What a heartbreaking waste of life. It's for circumstances like this that Illinois and other states have Safe Haven laws.

But do these mothers in crisis know they have an option? Have marketing efforts reached them? It's inconceivable that a mother who cares for her baby's welfare, whether she can take care of the infant or not, would choose to abandon a newly born child on a roadside rather than placing the infant into the arms of a caring health care worker, firefighter or police officer. We don't know the details of why this baby was left to die but we do know its life could have been saved like the 3,227 infants nationally, 114 babies statewide and six babies in DuPage County under Safe Haven laws.

"There are a lot of ways people can help to get the information out there. We just need people to take action so they can share this," said Dawn Geras, founder of the Chicago-based Save Abandoned Babies Foundation that provided those statistics.

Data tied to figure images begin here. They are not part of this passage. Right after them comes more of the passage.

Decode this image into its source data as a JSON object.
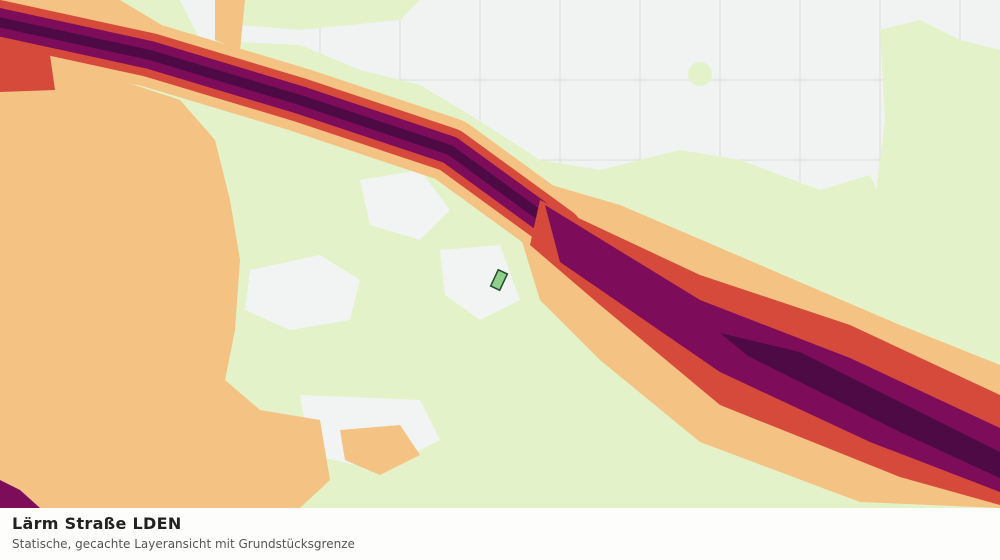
{
  "info_panel": {
    "title": "Lärm Straße LDEN",
    "subtitle": "Statische, gecachte Layeransicht mit Grundstücksgrenze"
  }
}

"We have a little tag line: "Talk about it. Tell a friend. You might save a life,'" she said.

Others say marketing needs to improve in order to reach the demographic most likely to be in crisis - a very young mother.

"None of the laws are the problem. It's the marketing. It's 100 percent the marketing," said Baby Safe Haven New England co-founder Mike Morrissey in a story by Daily Herald staff writer Jessica Cilella. He said the people who worked on and passed the laws are now mostly 55 to 70 years old.

"You cannot bridge that communication gap. In Massachusetts, we're not afraid to bring out a 15-year-old as the visage of the safe haven law."

Morrissey makes sense. Marketing needs have changed in the 15 years since Illinois' law was passed. Teens today are connected to social media in ways unheard of in 2001.

Illinois should re-energize its marketing efforts - including ensuring that all schools are teaching about safe havens in grades 6-12 as required - and look for new ways to reach mothers before they make a wrongheaded and deadly decision.